Pero esa falsa rebeldía de última hora no es un fenómeno aislado sino un síntoma generacional. El de la generación Viagra, el de aquellos que un día se proclamaron socialistas o comunistas o anarquistas y ahora, después de una larga travesía de incoherencias, regresan a la arena pública empalmadísimos, con discursos que creen valientes e indómitos pero que repiten palabra por palabra la matraca mohosa de la estirpe conservadora. Los dueños de todo lo poseíble, por su puesto, les acarician el lomo y celebran su saber estar y su sapiencia frente a los jovencitos deslenguados que se atreven a levantarles la voz.
Del mismo linaje que Tamames es Fernando Sánchez Dragó, que en su primera juventud se enroló en el Partido Comunista y terminó arrimando la sardina a la ultraderecha.

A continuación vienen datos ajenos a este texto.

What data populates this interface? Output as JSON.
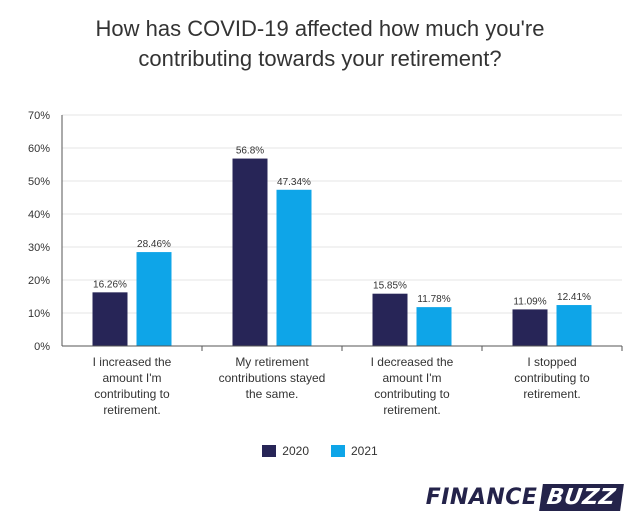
{
  "title_lines": [
    "How has COVID-19 affected how much you're",
    "contributing towards your retirement?"
  ],
  "chart_data": {
    "type": "bar",
    "title": "How has COVID-19 affected how much you're contributing towards your retirement?",
    "categories": [
      [
        "I increased the",
        "amount I'm",
        "contributing to",
        "retirement."
      ],
      [
        "My retirement",
        "contributions stayed",
        "the same."
      ],
      [
        "I decreased the",
        "amount I'm",
        "contributing to",
        "retirement."
      ],
      [
        "I stopped",
        "contributing to",
        "retirement."
      ]
    ],
    "series": [
      {
        "name": "2020",
        "color": "#272557",
        "values": [
          16.26,
          56.8,
          15.85,
          11.09
        ],
        "labels": [
          "16.26%",
          "56.8%",
          "15.85%",
          "11.09%"
        ]
      },
      {
        "name": "2021",
        "color": "#0ea5e8",
        "values": [
          28.46,
          47.34,
          11.78,
          12.41
        ],
        "labels": [
          "28.46%",
          "47.34%",
          "11.78%",
          "12.41%"
        ]
      }
    ],
    "ylim": [
      0,
      70
    ],
    "yticks": [
      0,
      10,
      20,
      30,
      40,
      50,
      60,
      70
    ],
    "ytick_labels": [
      "0%",
      "10%",
      "20%",
      "30%",
      "40%",
      "50%",
      "60%",
      "70%"
    ],
    "grid": true,
    "legend_position": "bottom-center"
  },
  "legend": [
    {
      "label": "2020",
      "color": "#272557"
    },
    {
      "label": "2021",
      "color": "#0ea5e8"
    }
  ],
  "logo": {
    "part1": "FINANCE",
    "part2": "BUZZ"
  }
}
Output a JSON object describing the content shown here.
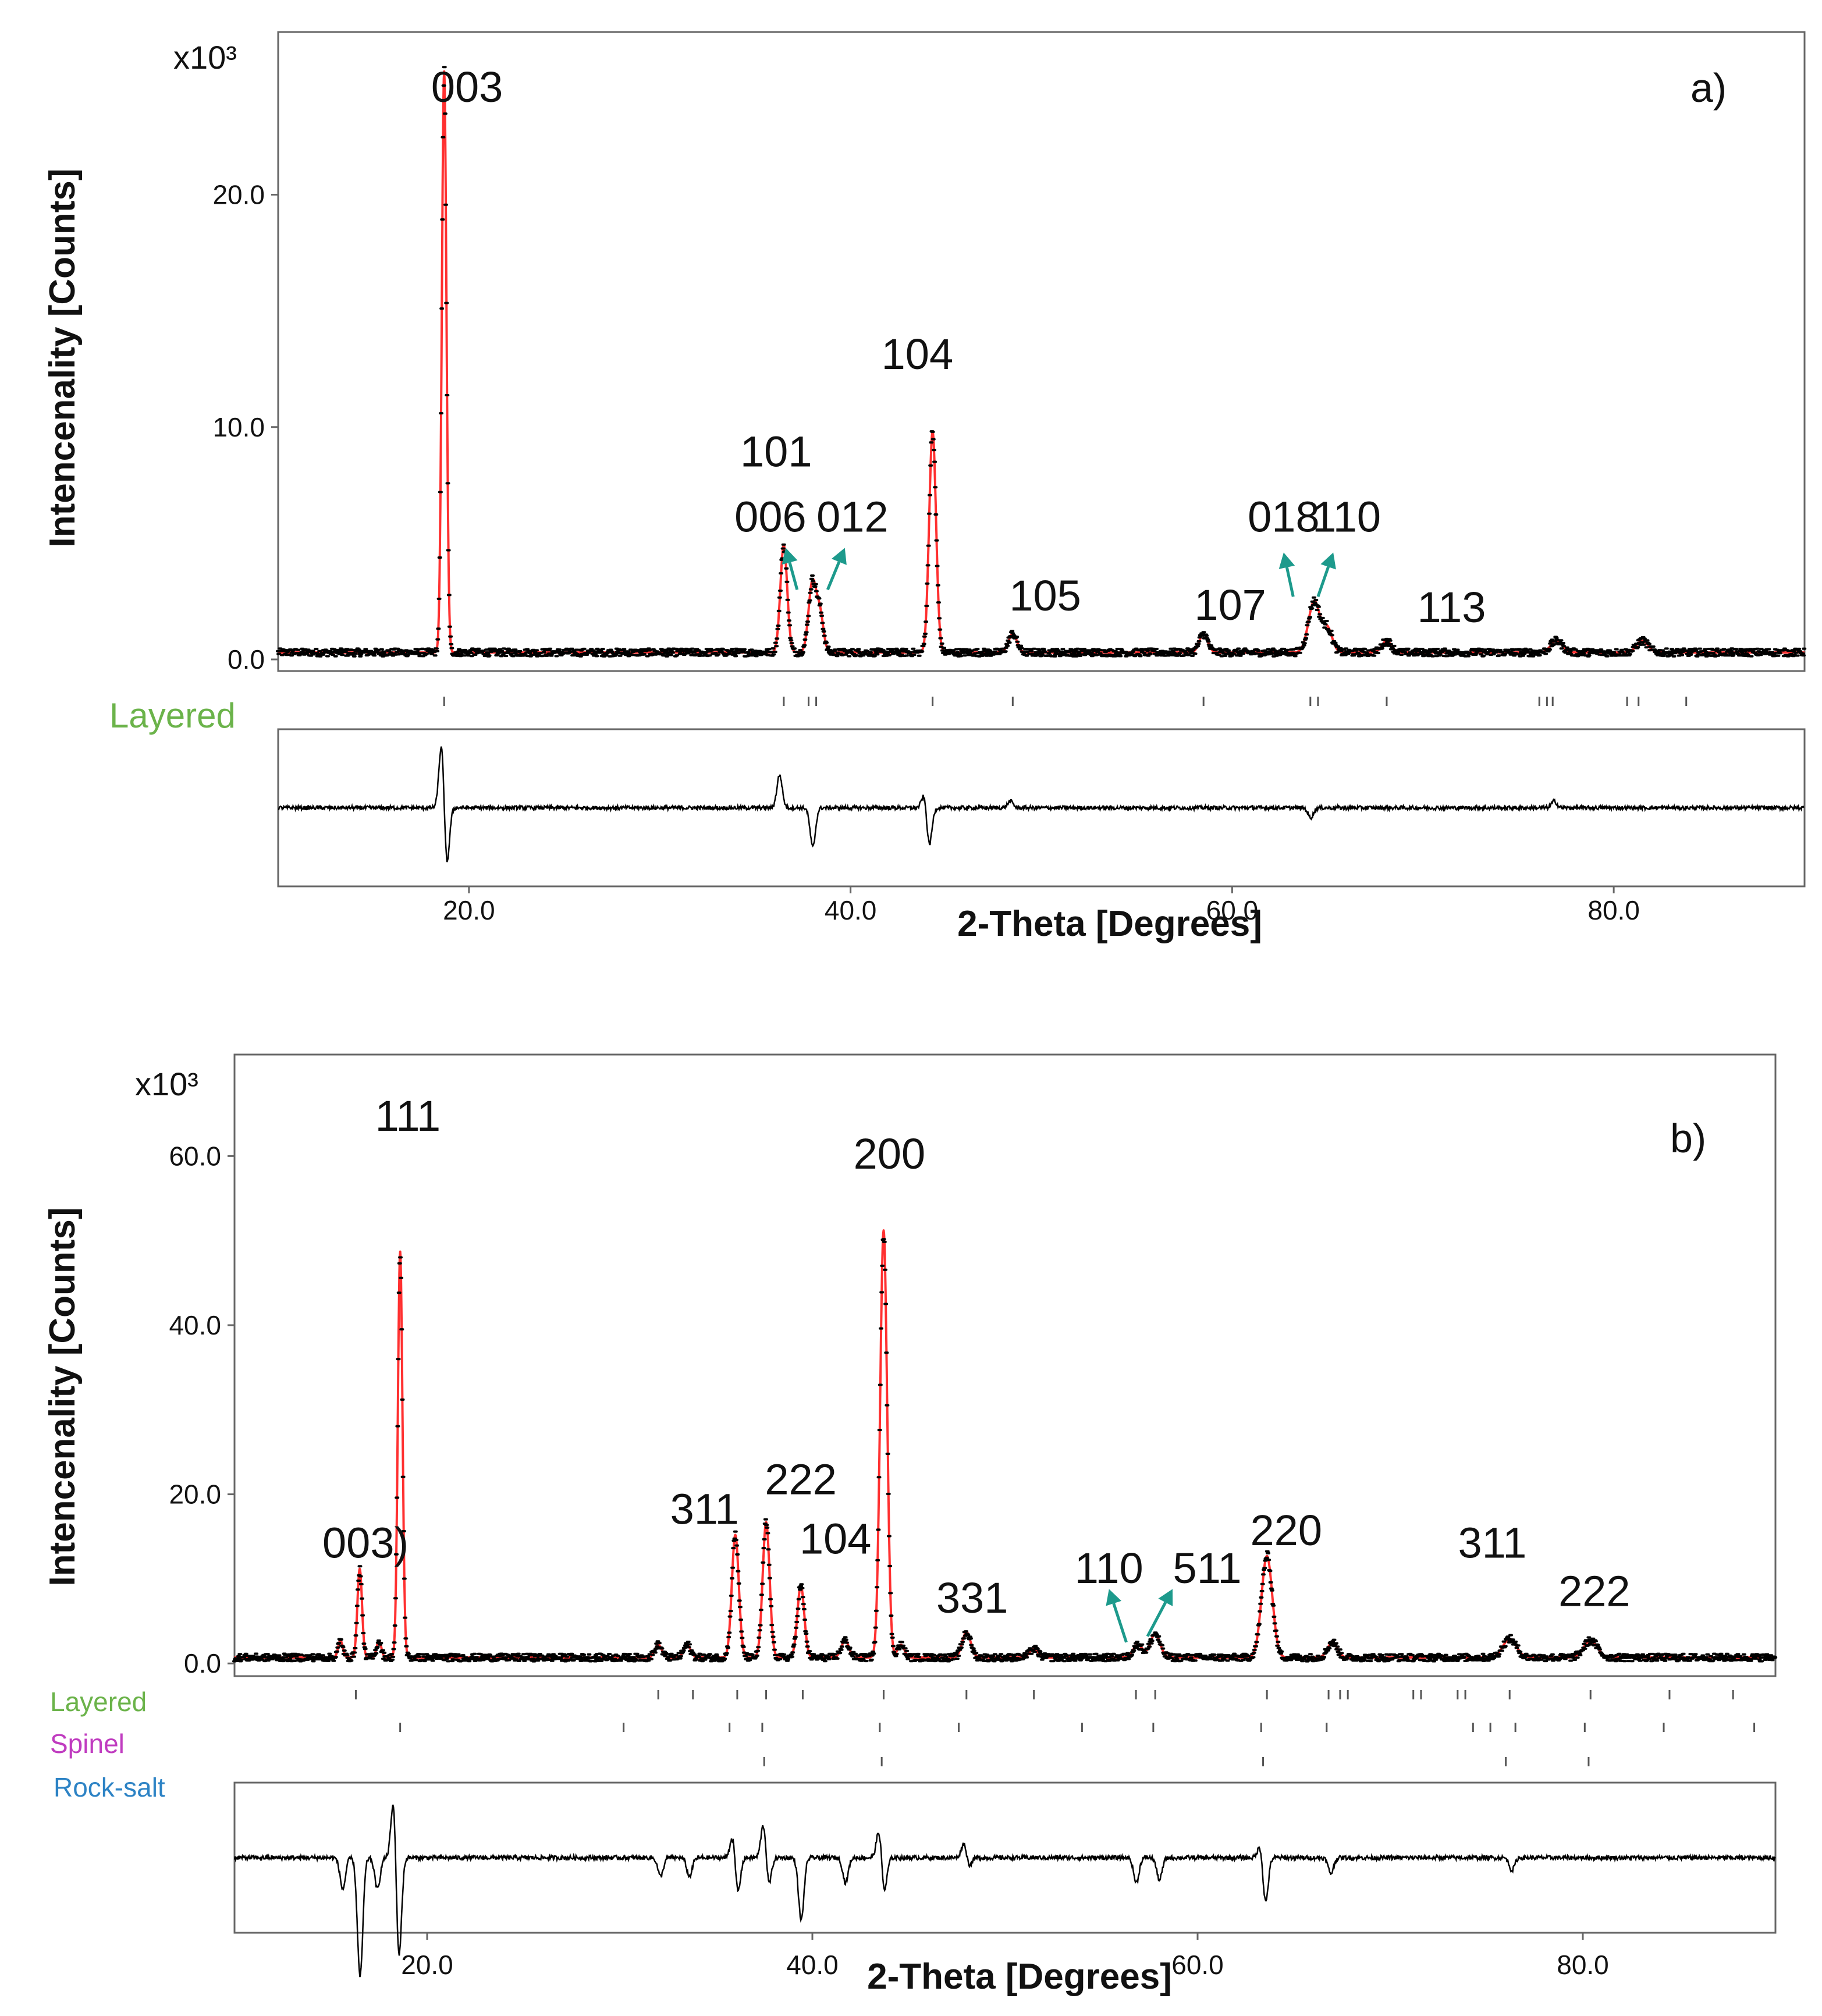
{
  "chart_data": [
    {
      "type": "line",
      "panel_label": "a)",
      "xlabel": "2-Theta [Degrees]",
      "ylabel": "Intencenality [Counts]",
      "y_multiplier": "x10³",
      "xlim": [
        10,
        90
      ],
      "ylim": [
        -0.5,
        27
      ],
      "x_ticks": [
        "20.0",
        "40.0",
        "60.0",
        "80.0"
      ],
      "y_ticks": [
        "0.0",
        "10.0",
        "20.0"
      ],
      "x_tick_values": [
        20,
        40,
        60,
        80
      ],
      "y_tick_values": [
        0,
        10,
        20
      ],
      "baseline": 0.3,
      "series": [
        {
          "name": "Observed",
          "color": "#000000",
          "style": "dots"
        },
        {
          "name": "Calculated",
          "color": "#ff3030",
          "style": "line"
        },
        {
          "name": "Difference",
          "color": "#000000",
          "style": "line"
        }
      ],
      "peaks": [
        {
          "x": 18.7,
          "y": 25.0,
          "w": 0.12
        },
        {
          "x": 36.5,
          "y": 4.6,
          "w": 0.18
        },
        {
          "x": 38.0,
          "y": 3.0,
          "w": 0.2
        },
        {
          "x": 38.4,
          "y": 1.6,
          "w": 0.18
        },
        {
          "x": 44.3,
          "y": 9.5,
          "w": 0.18
        },
        {
          "x": 48.5,
          "y": 0.8,
          "w": 0.22
        },
        {
          "x": 58.5,
          "y": 0.8,
          "w": 0.22
        },
        {
          "x": 64.3,
          "y": 2.2,
          "w": 0.3
        },
        {
          "x": 65.0,
          "y": 1.0,
          "w": 0.25
        },
        {
          "x": 68.1,
          "y": 0.5,
          "w": 0.25
        },
        {
          "x": 77.0,
          "y": 0.5,
          "w": 0.3
        },
        {
          "x": 81.5,
          "y": 0.5,
          "w": 0.3
        }
      ],
      "peak_labels": [
        {
          "text": "003",
          "x": 19.9,
          "y": 24.0
        },
        {
          "text": "101",
          "x": 36.1,
          "y": 8.3
        },
        {
          "text": "006",
          "x": 35.8,
          "y": 5.5
        },
        {
          "text": "012",
          "x": 40.1,
          "y": 5.5
        },
        {
          "text": "104",
          "x": 43.5,
          "y": 12.5
        },
        {
          "text": "105",
          "x": 50.2,
          "y": 2.1
        },
        {
          "text": "107",
          "x": 59.9,
          "y": 1.7
        },
        {
          "text": "018",
          "x": 62.7,
          "y": 5.5
        },
        {
          "text": "110",
          "x": 66.0,
          "y": 5.5
        },
        {
          "text": "113",
          "x": 71.5,
          "y": 1.6
        }
      ],
      "arrows": [
        {
          "x1": 37.2,
          "y1": 3.0,
          "x2": 36.6,
          "y2": 4.8
        },
        {
          "x1": 38.8,
          "y1": 3.0,
          "x2": 39.7,
          "y2": 4.8
        },
        {
          "x1": 63.2,
          "y1": 2.7,
          "x2": 62.7,
          "y2": 4.6
        },
        {
          "x1": 64.5,
          "y1": 2.7,
          "x2": 65.3,
          "y2": 4.6
        }
      ],
      "phases": [
        {
          "name": "Layered",
          "color": "#6bb34a",
          "ticks": [
            18.7,
            36.5,
            37.8,
            38.2,
            44.3,
            48.5,
            58.5,
            64.1,
            64.5,
            68.1,
            76.1,
            76.5,
            76.8,
            80.7,
            81.3,
            83.8
          ]
        }
      ],
      "difference_features": [
        {
          "x": 18.7,
          "amp": [
            2.2,
            -2.0
          ]
        },
        {
          "x": 36.4,
          "amp": [
            1.0,
            0
          ]
        },
        {
          "x": 37.9,
          "amp": [
            0,
            -1.2
          ]
        },
        {
          "x": 44.0,
          "amp": [
            0.5,
            -1.2
          ]
        },
        {
          "x": 48.5,
          "amp": [
            0.2,
            0
          ]
        },
        {
          "x": 64.0,
          "amp": [
            0,
            -0.3
          ]
        },
        {
          "x": 77.0,
          "amp": [
            0.2,
            0
          ]
        }
      ]
    },
    {
      "type": "line",
      "panel_label": "b)",
      "xlabel": "2-Theta [Degrees]",
      "ylabel": "Intencenality [Counts]",
      "y_multiplier": "x10³",
      "xlim": [
        10,
        90
      ],
      "ylim": [
        -1.5,
        72
      ],
      "x_ticks": [
        "20.0",
        "40.0",
        "60.0",
        "80.0"
      ],
      "y_ticks": [
        "0.0",
        "20.0",
        "40.0",
        "60.0"
      ],
      "x_tick_values": [
        20,
        40,
        60,
        80
      ],
      "y_tick_values": [
        0,
        20,
        40,
        60
      ],
      "baseline": 0.7,
      "series": [
        {
          "name": "Observed",
          "color": "#000000",
          "style": "dots"
        },
        {
          "name": "Calculated",
          "color": "#ff3030",
          "style": "line"
        },
        {
          "name": "Difference",
          "color": "#000000",
          "style": "line"
        }
      ],
      "peaks": [
        {
          "x": 15.5,
          "y": 2.0,
          "w": 0.12
        },
        {
          "x": 16.5,
          "y": 10.5,
          "w": 0.12
        },
        {
          "x": 17.5,
          "y": 2.0,
          "w": 0.12
        },
        {
          "x": 18.6,
          "y": 48.0,
          "w": 0.12
        },
        {
          "x": 32.0,
          "y": 1.5,
          "w": 0.18
        },
        {
          "x": 33.5,
          "y": 1.5,
          "w": 0.18
        },
        {
          "x": 36.0,
          "y": 14.5,
          "w": 0.18
        },
        {
          "x": 37.6,
          "y": 16.0,
          "w": 0.18
        },
        {
          "x": 39.4,
          "y": 8.5,
          "w": 0.18
        },
        {
          "x": 41.7,
          "y": 2.0,
          "w": 0.2
        },
        {
          "x": 43.7,
          "y": 50.5,
          "w": 0.18
        },
        {
          "x": 44.6,
          "y": 1.5,
          "w": 0.18
        },
        {
          "x": 48.0,
          "y": 3.0,
          "w": 0.22
        },
        {
          "x": 51.5,
          "y": 1.0,
          "w": 0.22
        },
        {
          "x": 56.9,
          "y": 1.5,
          "w": 0.25
        },
        {
          "x": 57.8,
          "y": 2.8,
          "w": 0.25
        },
        {
          "x": 63.6,
          "y": 12.0,
          "w": 0.28
        },
        {
          "x": 67.0,
          "y": 1.8,
          "w": 0.25
        },
        {
          "x": 76.2,
          "y": 2.2,
          "w": 0.35
        },
        {
          "x": 80.4,
          "y": 2.0,
          "w": 0.35
        }
      ],
      "peak_labels": [
        {
          "text": "111",
          "x": 19.0,
          "y": 63.0
        },
        {
          "text": "003)",
          "x": 16.8,
          "y": 12.5
        },
        {
          "text": "311",
          "x": 34.4,
          "y": 16.5
        },
        {
          "text": "222",
          "x": 39.4,
          "y": 20.0
        },
        {
          "text": "104",
          "x": 41.2,
          "y": 13.0
        },
        {
          "text": "200",
          "x": 44.0,
          "y": 58.5
        },
        {
          "text": "331",
          "x": 48.3,
          "y": 6.0
        },
        {
          "text": "110",
          "x": 55.4,
          "y": 9.5
        },
        {
          "text": "511",
          "x": 60.5,
          "y": 9.5
        },
        {
          "text": "220",
          "x": 64.6,
          "y": 14.0
        },
        {
          "text": "311",
          "x": 75.3,
          "y": 12.5
        },
        {
          "text": "222",
          "x": 80.6,
          "y": 6.8
        }
      ],
      "arrows": [
        {
          "x1": 56.3,
          "y1": 2.5,
          "x2": 55.4,
          "y2": 8.8
        },
        {
          "x1": 57.4,
          "y1": 3.2,
          "x2": 58.7,
          "y2": 8.8
        }
      ],
      "phases": [
        {
          "name": "Layered",
          "color": "#6bb34a",
          "ticks": [
            16.3,
            32.0,
            33.8,
            36.1,
            37.6,
            39.5,
            43.7,
            48.0,
            51.5,
            56.8,
            57.8,
            63.6,
            66.8,
            67.4,
            67.8,
            71.2,
            71.6,
            73.5,
            73.9,
            76.2,
            80.4,
            84.5,
            87.8
          ]
        },
        {
          "name": "Spinel",
          "color": "#c03cc0",
          "ticks": [
            18.6,
            30.2,
            35.7,
            37.4,
            43.5,
            47.6,
            54.0,
            57.7,
            63.3,
            66.7,
            74.3,
            75.2,
            76.5,
            80.1,
            84.2,
            88.9
          ]
        },
        {
          "name": "Rock-salt",
          "color": "#2d83c5",
          "ticks": [
            37.5,
            43.6,
            63.4,
            76.0,
            80.3
          ]
        }
      ],
      "difference_features": [
        {
          "x": 15.5,
          "amp": [
            0,
            -1.0
          ]
        },
        {
          "x": 16.4,
          "amp": [
            0,
            -3.8
          ]
        },
        {
          "x": 17.3,
          "amp": [
            0,
            -1.0
          ]
        },
        {
          "x": 18.4,
          "amp": [
            2.2,
            -3.5
          ]
        },
        {
          "x": 32.0,
          "amp": [
            0,
            -0.6
          ]
        },
        {
          "x": 33.5,
          "amp": [
            0,
            -0.6
          ]
        },
        {
          "x": 36.0,
          "amp": [
            0.8,
            -1.2
          ]
        },
        {
          "x": 37.6,
          "amp": [
            1.2,
            -1.0
          ]
        },
        {
          "x": 39.3,
          "amp": [
            0,
            -2.0
          ]
        },
        {
          "x": 41.6,
          "amp": [
            0,
            -0.8
          ]
        },
        {
          "x": 43.6,
          "amp": [
            1.0,
            -1.2
          ]
        },
        {
          "x": 48.0,
          "amp": [
            0.5,
            -0.3
          ]
        },
        {
          "x": 56.7,
          "amp": [
            0,
            -0.8
          ]
        },
        {
          "x": 57.9,
          "amp": [
            0,
            -0.7
          ]
        },
        {
          "x": 63.4,
          "amp": [
            0.5,
            -1.5
          ]
        },
        {
          "x": 66.8,
          "amp": [
            0,
            -0.5
          ]
        },
        {
          "x": 76.2,
          "amp": [
            0,
            -0.4
          ]
        }
      ]
    }
  ]
}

Y cómo entender la terapia de la Viagra sin mentar a Mario Vargas Llosa, que empezó admirando la revolución cubana y ha envejecido elogiando a los candidatos más dementes de la extrema derecha latinoamericana. Por no hablar de Fernando Savater y su viaje desde los devaneos libertarios hasta la apología del ayusismo más fermentado. Sorprende que Felipe González conserve su carné del PSOE cuando ya solo le ríe las gracias la derecha más troglodita.
Y aquí solo hay dos hipótesis posibles: o los héroes de la democracia han envejecido como el culo o la democracia nació ya anciana. Todavía hoy hay gente que se reclama progresista y mira con respeto y hasta con veneración los símbolos constitucionales, la monarquía, un paisaje político consolidado por la costumbre, los mitos y los documentales laudatorios de Victoria Prego. Hasta que un día, entre el estupor y la vergüenza, aparece en las Cortes un señor destartalado que ha venido a recordarnos qué clase de ruina ideológica queda en pie medio siglo después de la muerte de Franco.
Hay una fotografía de Marisa Flórez que no ha perdido aún su vigor icónico. Es 1977. Dolores Ibárruri y Rafael Alberti caminan del brazo por el pasillo del Congreso y todas las miradas se vuelven, todos los ojos se posan sobre las cabelleras blancas, sobre la carne ajada por la derrota y el exilio. Los dos han sido elegidos diputados por el PCE. Los dos son compañeros de bancada de Tamames. Dicen que el tiempo nos cambia, pero nadie miró ayer a Tamames como aún miramos a Ibárruri y a Alberti.